Vu la procédure suivante :

La préfète du Pas-de-Calais a demandé au tribunal administratif de Lille d’ordonner, sur le fondement de l’article L. 521-3 du code de justice administrative, l’expulsion sans délai des occupants de soixante-douze lieux de vente illégaux situés en zone dite nord du camp de la Lande à Calais, en procédant à la remise en état des lieux, et, à défaut, de l’autoriser à recourir à la force publique pour procéder à l’évacuation forcée et à la remise en état des lieux dans un délai de quarante-huit heures. Par une ordonnance n° 1605689 du 12 août 2016, le juge des référés du tribunal administratif a rejeté cette demande.

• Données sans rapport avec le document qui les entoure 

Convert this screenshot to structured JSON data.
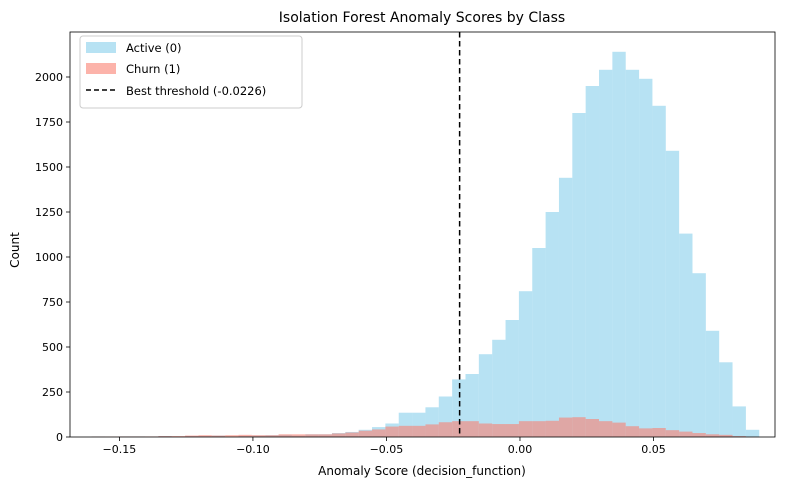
{
  "chart_data": {
    "type": "histogram",
    "title": "Isolation Forest Anomaly Scores by Class",
    "xlabel": "Anomaly Score (decision_function)",
    "ylabel": "Count",
    "xlim": [
      -0.1685,
      0.0955
    ],
    "ylim": [
      0,
      2250
    ],
    "xticks": [
      -0.15,
      -0.1,
      -0.05,
      0.0,
      0.05
    ],
    "xtick_labels": [
      "−0.15",
      "−0.10",
      "−0.05",
      "0.00",
      "0.05"
    ],
    "yticks": [
      0,
      250,
      500,
      750,
      1000,
      1250,
      1500,
      1750,
      2000
    ],
    "grid": false,
    "legend_location": "upper-left",
    "threshold": {
      "label": "Best threshold (-0.0226)",
      "x": -0.0226,
      "color": "#000000",
      "style": "dashed"
    },
    "series": [
      {
        "name": "Active (0)",
        "color": "#87ceeb",
        "opacity": 0.6,
        "bin_start": -0.1604,
        "bin_width": 0.005,
        "counts": [
          2,
          0,
          3,
          3,
          0,
          5,
          0,
          5,
          5,
          8,
          0,
          6,
          8,
          10,
          12,
          8,
          15,
          15,
          22,
          28,
          40,
          55,
          75,
          135,
          135,
          165,
          225,
          320,
          350,
          460,
          540,
          650,
          810,
          1050,
          1250,
          1440,
          1800,
          1950,
          2040,
          2140,
          2040,
          1990,
          1840,
          1590,
          1130,
          910,
          590,
          415,
          170,
          40
        ]
      },
      {
        "name": "Churn (1)",
        "color": "#fa8072",
        "opacity": 0.6,
        "bin_start": -0.1604,
        "bin_width": 0.005,
        "counts": [
          2,
          2,
          3,
          3,
          3,
          5,
          5,
          8,
          10,
          8,
          10,
          12,
          10,
          10,
          15,
          15,
          15,
          15,
          20,
          25,
          35,
          42,
          58,
          62,
          62,
          70,
          82,
          88,
          88,
          75,
          72,
          72,
          88,
          88,
          90,
          108,
          110,
          100,
          88,
          80,
          60,
          48,
          50,
          38,
          30,
          22,
          15,
          12,
          5,
          2
        ]
      }
    ]
  }
}
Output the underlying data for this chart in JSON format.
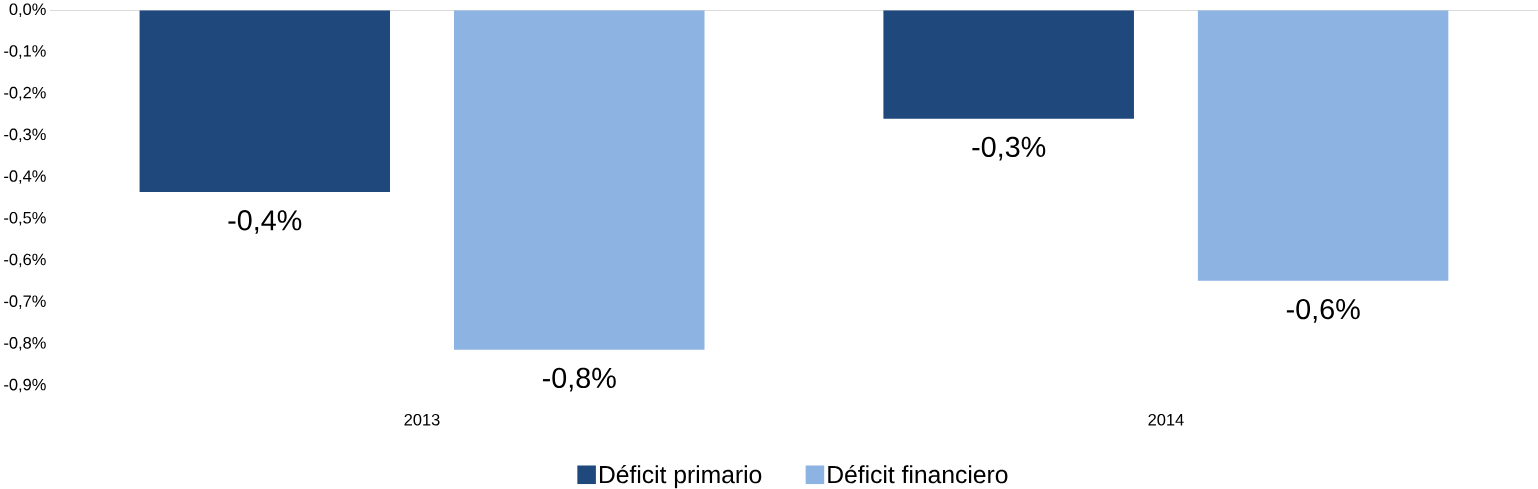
{
  "chart_data": {
    "type": "bar",
    "categories": [
      "2013",
      "2014"
    ],
    "series": [
      {
        "name": "Déficit primario",
        "color": "#1f497d",
        "values": [
          -0.436,
          -0.26
        ],
        "value_labels": [
          "-0,4%",
          "-0,3%"
        ]
      },
      {
        "name": "Déficit financiero",
        "color": "#8db3e2",
        "values": [
          -0.814,
          -0.649
        ],
        "value_labels": [
          "-0,8%",
          "-0,6%"
        ]
      }
    ],
    "ylim": [
      -0.9,
      0
    ],
    "yticks": [
      {
        "value": 0,
        "label": "0,0%"
      },
      {
        "value": -0.1,
        "label": "-0,1%"
      },
      {
        "value": -0.2,
        "label": "-0,2%"
      },
      {
        "value": -0.3,
        "label": "-0,3%"
      },
      {
        "value": -0.4,
        "label": "-0,4%"
      },
      {
        "value": -0.5,
        "label": "-0,5%"
      },
      {
        "value": -0.6,
        "label": "-0,6%"
      },
      {
        "value": -0.7,
        "label": "-0,7%"
      },
      {
        "value": -0.8,
        "label": "-0,8%"
      },
      {
        "value": -0.9,
        "label": "-0,9%"
      }
    ],
    "grid": false,
    "legend": "bottom"
  }
}
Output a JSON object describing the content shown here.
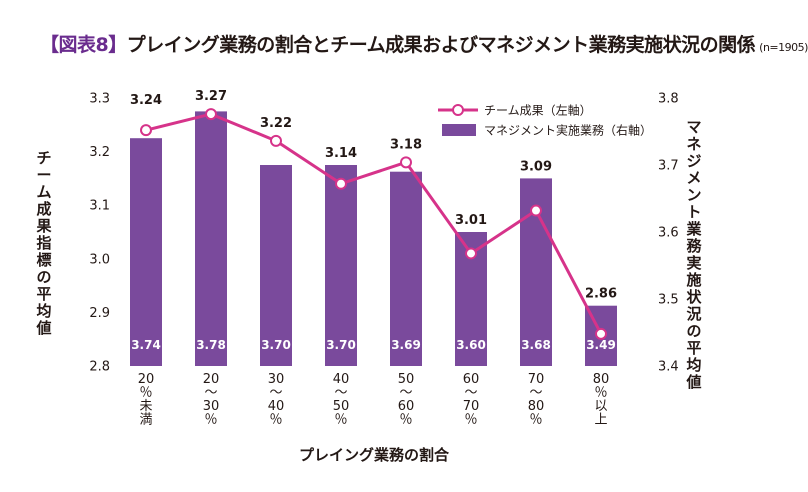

Par un pourvoi, un mémoire en réplique et un autre mémoire, enregistrés les 23 août et 5 octobre 2016 au secrétariat du contentieux du Conseil d'Etat, le ministre de l’intérieur demande au Conseil d'Etat :

1°) d'annuler cette ordonnance ;
2°) réglant l’affaire au titre de la procédure de référé engagée, de faire droit à sa demande.

Vu les autres pièces du dossier ;

Vu :
- le code de l’action sociale et des familles ;
- le code de l’entrée et du séjour des étrangers et du droit d’asile ;
- le code général de la propriété des personnes publiques ;
- la loi n° 91-647 du 10 juillet 1991 ;
- le code de justice administrative ;

Après avoir entendu en séance publique :
- le rapport de Mme Cécile Barrois de Sarigny, maître des requêtes,
- les conclusions de M. Xavier Domino, rapporteur public.

La parole ayant été donnée, avant et après les conclusions, à la SCP Sevaux, Mathonnet, avocat de Mme A...et autres.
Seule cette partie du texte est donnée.